No, you're right - that was an amazing scene as well, and every bit as much of a "you are there" moment as the others. I guess the devastating, violent nature of the others was what made me gravitate towards them.

The one I'm surprised I was alone on was the scene in "Half Nelson" where Epps sells drugs to Gosling. It's such a crystal-clear realization for both characters - one of the most powerful scenes I saw last year and there isn't even a word spoken, just a heartbreaking look.

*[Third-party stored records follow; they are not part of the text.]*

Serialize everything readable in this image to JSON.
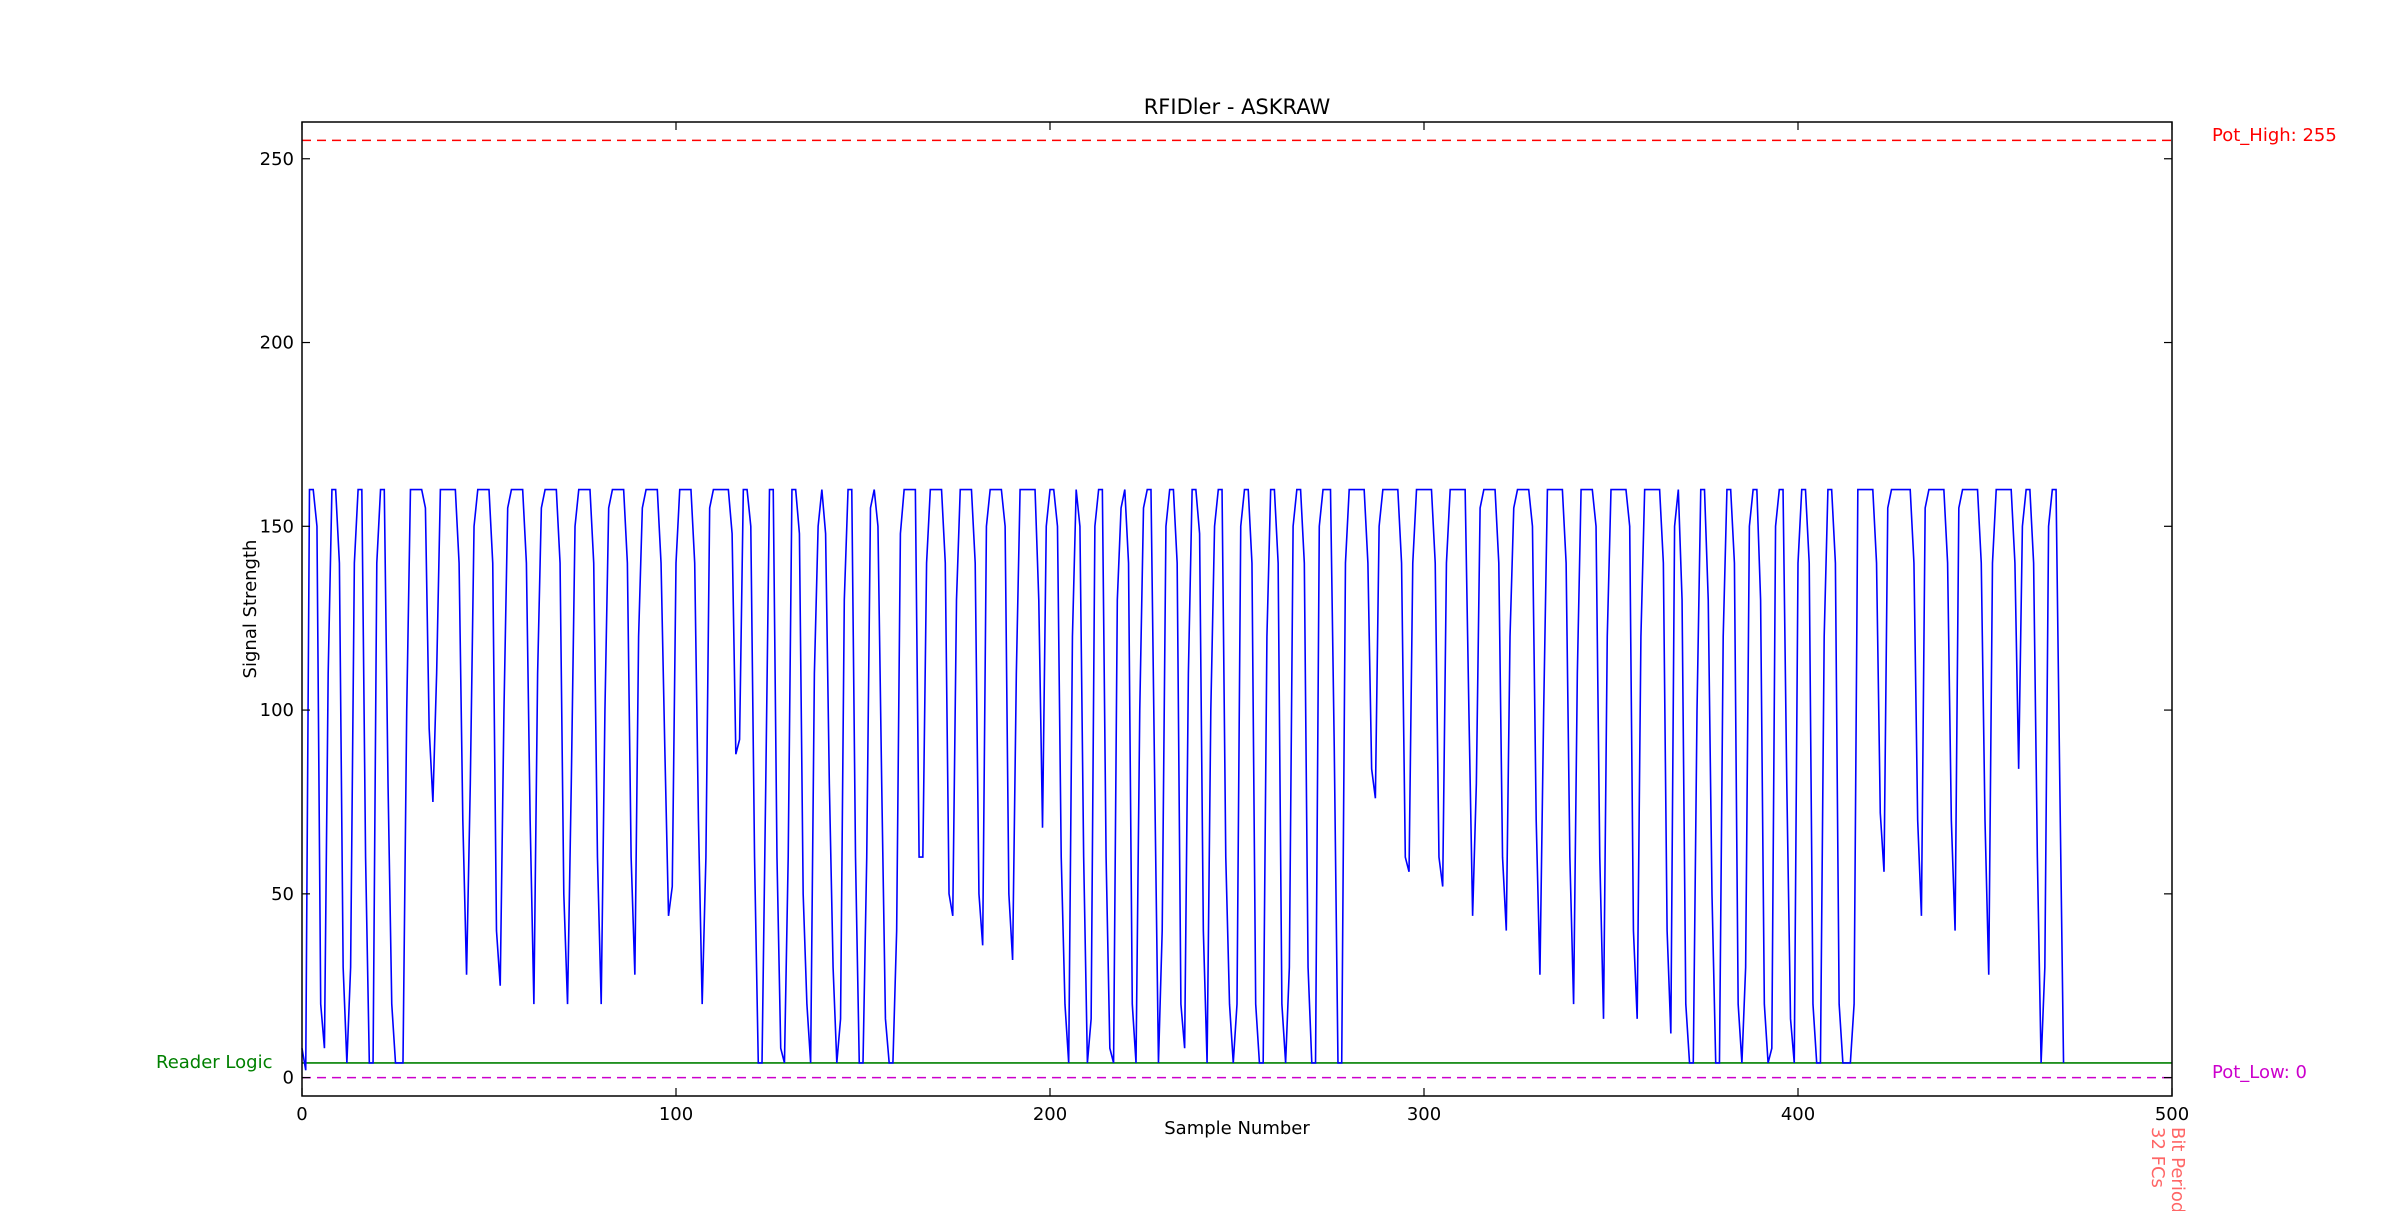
{
  "chart_data": {
    "type": "line",
    "title": "RFIDler - ASKRAW",
    "xlabel": "Sample Number",
    "ylabel": "Signal Strength",
    "xlim": [
      0,
      500
    ],
    "ylim": [
      -5,
      260
    ],
    "x_ticks": [
      0,
      100,
      200,
      300,
      400,
      500
    ],
    "y_ticks": [
      0,
      50,
      100,
      150,
      200,
      250
    ],
    "grid": false,
    "series": [
      {
        "color": "#0000ff",
        "x_start": 0,
        "x_step": 1,
        "values": [
          8,
          2,
          160,
          160,
          150,
          20,
          8,
          110,
          160,
          160,
          140,
          30,
          4,
          30,
          140,
          160,
          160,
          60,
          4,
          4,
          140,
          160,
          160,
          80,
          20,
          4,
          4,
          4,
          100,
          160,
          160,
          160,
          160,
          155,
          95,
          75,
          110,
          160,
          160,
          160,
          160,
          160,
          140,
          70,
          28,
          80,
          150,
          160,
          160,
          160,
          160,
          140,
          40,
          25,
          100,
          155,
          160,
          160,
          160,
          160,
          140,
          70,
          20,
          110,
          155,
          160,
          160,
          160,
          160,
          140,
          50,
          20,
          80,
          150,
          160,
          160,
          160,
          160,
          140,
          60,
          20,
          100,
          155,
          160,
          160,
          160,
          160,
          140,
          60,
          28,
          120,
          155,
          160,
          160,
          160,
          160,
          140,
          90,
          44,
          52,
          140,
          160,
          160,
          160,
          160,
          140,
          70,
          20,
          60,
          155,
          160,
          160,
          160,
          160,
          160,
          148,
          88,
          92,
          160,
          160,
          150,
          60,
          4,
          4,
          80,
          160,
          160,
          60,
          8,
          4,
          60,
          160,
          160,
          148,
          50,
          20,
          4,
          110,
          150,
          160,
          148,
          80,
          30,
          4,
          16,
          130,
          160,
          160,
          60,
          4,
          4,
          60,
          155,
          160,
          150,
          80,
          16,
          4,
          4,
          40,
          148,
          160,
          160,
          160,
          160,
          60,
          60,
          140,
          160,
          160,
          160,
          160,
          140,
          50,
          44,
          130,
          160,
          160,
          160,
          160,
          140,
          50,
          36,
          150,
          160,
          160,
          160,
          160,
          150,
          50,
          32,
          110,
          160,
          160,
          160,
          160,
          160,
          130,
          68,
          150,
          160,
          160,
          150,
          60,
          20,
          4,
          120,
          160,
          150,
          60,
          4,
          16,
          150,
          160,
          160,
          60,
          8,
          4,
          130,
          155,
          160,
          140,
          20,
          4,
          100,
          155,
          160,
          160,
          80,
          4,
          40,
          150,
          160,
          160,
          140,
          20,
          8,
          110,
          160,
          160,
          148,
          40,
          4,
          100,
          150,
          160,
          160,
          60,
          20,
          4,
          20,
          150,
          160,
          160,
          140,
          20,
          4,
          4,
          120,
          160,
          160,
          140,
          20,
          4,
          30,
          150,
          160,
          160,
          140,
          30,
          4,
          4,
          150,
          160,
          160,
          160,
          90,
          4,
          4,
          140,
          160,
          160,
          160,
          160,
          160,
          140,
          84,
          76,
          150,
          160,
          160,
          160,
          160,
          160,
          140,
          60,
          56,
          140,
          160,
          160,
          160,
          160,
          160,
          140,
          60,
          52,
          140,
          160,
          160,
          160,
          160,
          160,
          100,
          44,
          80,
          155,
          160,
          160,
          160,
          160,
          140,
          60,
          40,
          120,
          155,
          160,
          160,
          160,
          160,
          150,
          70,
          28,
          100,
          160,
          160,
          160,
          160,
          160,
          140,
          60,
          20,
          110,
          160,
          160,
          160,
          160,
          150,
          60,
          16,
          120,
          160,
          160,
          160,
          160,
          160,
          150,
          40,
          16,
          120,
          160,
          160,
          160,
          160,
          160,
          140,
          40,
          12,
          150,
          160,
          130,
          20,
          4,
          4,
          100,
          160,
          160,
          130,
          50,
          4,
          4,
          120,
          160,
          160,
          140,
          20,
          4,
          30,
          150,
          160,
          160,
          130,
          20,
          4,
          8,
          150,
          160,
          160,
          80,
          16,
          4,
          140,
          160,
          160,
          140,
          20,
          4,
          4,
          120,
          160,
          160,
          140,
          20,
          4,
          4,
          4,
          20,
          160,
          160,
          160,
          160,
          160,
          140,
          72,
          56,
          155,
          160,
          160,
          160,
          160,
          160,
          160,
          140,
          70,
          44,
          155,
          160,
          160,
          160,
          160,
          160,
          140,
          70,
          40,
          155,
          160,
          160,
          160,
          160,
          160,
          140,
          70,
          28,
          140,
          160,
          160,
          160,
          160,
          160,
          140,
          84,
          150,
          160,
          160,
          140,
          60,
          4,
          30,
          150,
          160,
          160,
          80,
          4
        ]
      }
    ],
    "reference_lines": [
      {
        "label": "Pot_High: 255",
        "value": 255,
        "color": "#ff0000",
        "style": "dashed"
      },
      {
        "label": "Pot_Low: 0",
        "value": 0,
        "color": "#cc00cc",
        "style": "dashed"
      },
      {
        "label": "Reader Logic",
        "value": 4,
        "color": "#008000",
        "style": "solid"
      }
    ],
    "annotations": [
      {
        "text": "Bit Period",
        "color": "#ff6666"
      },
      {
        "text": "32 FCs",
        "color": "#ff6666"
      }
    ]
  }
}
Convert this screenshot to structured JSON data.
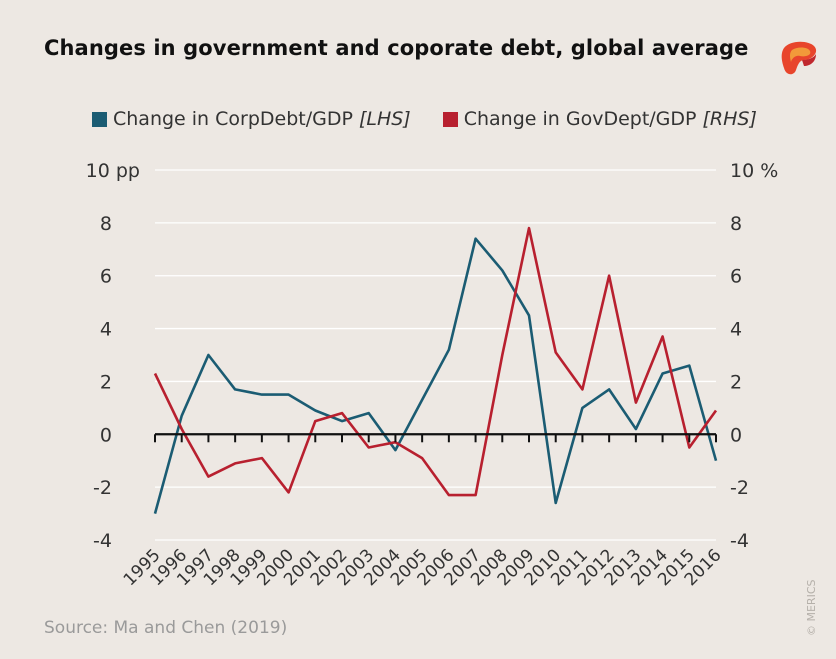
{
  "header": {
    "title": "Changes in government and coporate debt, global average"
  },
  "legend": {
    "items": [
      {
        "label": "Change in CorpDebt/GDP",
        "tag": "[LHS]",
        "color": "#1b5c73"
      },
      {
        "label": "Change in GovDept/GDP",
        "tag": "[RHS]",
        "color": "#b8202f"
      }
    ]
  },
  "footer": {
    "source": "Source: Ma and Chen (2019)",
    "copyright": "© MERICS"
  },
  "chart_data": {
    "type": "line",
    "title": "Changes in government and coporate debt, global average",
    "x": [
      "1995",
      "1996",
      "1997",
      "1998",
      "1999",
      "2000",
      "2001",
      "2002",
      "2003",
      "2004",
      "2005",
      "2006",
      "2007",
      "2008",
      "2009",
      "2010",
      "2011",
      "2012",
      "2013",
      "2014",
      "2015",
      "2016"
    ],
    "series": [
      {
        "name": "Change in CorpDebt/GDP [LHS]",
        "axis": "left",
        "color": "#1b5c73",
        "values": [
          -3.0,
          0.7,
          3.0,
          1.7,
          1.5,
          1.5,
          0.9,
          0.5,
          0.8,
          -0.6,
          1.3,
          3.2,
          7.4,
          6.2,
          4.5,
          -2.6,
          1.0,
          1.7,
          0.2,
          2.3,
          2.6,
          -1.0
        ]
      },
      {
        "name": "Change in GovDept/GDP [RHS]",
        "axis": "right",
        "color": "#b8202f",
        "values": [
          2.3,
          0.2,
          -1.6,
          -1.1,
          -0.9,
          -2.2,
          0.5,
          0.8,
          -0.5,
          -0.3,
          -0.9,
          -2.3,
          -2.3,
          3.0,
          7.8,
          3.1,
          1.7,
          6.0,
          1.2,
          3.7,
          -0.5,
          0.9
        ]
      }
    ],
    "ylim": [
      -4,
      10
    ],
    "y_ticks": [
      -4,
      -2,
      0,
      2,
      4,
      6,
      8,
      10
    ],
    "y_tick_labels_left": [
      "-4",
      "-2",
      "0",
      "2",
      "4",
      "6",
      "8",
      "10 pp"
    ],
    "y_tick_labels_right": [
      "-4",
      "-2",
      "0",
      "2",
      "4",
      "6",
      "8",
      "10 %"
    ],
    "grid": true,
    "legend_position": "top"
  }
}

By the way, I LOVE this category.

Paul C. said...

Yeah, it's a pretty fun category, even if it does feel a little like cinematic sampling. On the one hand singling out scenes is much closer to how most of us talk about movies in casual conversation- discussing a key scene in a movie we like as an example of what makes a movie so awesome. On the other hand it feels a little like buying an album for one or two songs.

Paul C. said...

Also, since so many of you seemed to enjoy this category I think I'll expand it to 10 nominations apiece next year. With your approval, of course.

Martin McClellan said...

I think this is a great and pretty unique category. I'd like to see it expanded!

Also -- I voted for Superman, because one thing that Brian Singer got right was the sense of scale. You'd see this tiny little spec of blue shooting across the sky in comparison to the massive plane. For me, it sold the scene despite the questionable physics.

Bemis said...

For me, the blood on the lens had a tactile quality - a more visceral version of the same effect you get from sunlight haloing into the lens. Rather than taking me out of the moment, it made it as immediate as if I were seeing it through my own eyes.

Kza said...

I'll be the first to admit my lameness and say that I never noticed the blood-splattered lens.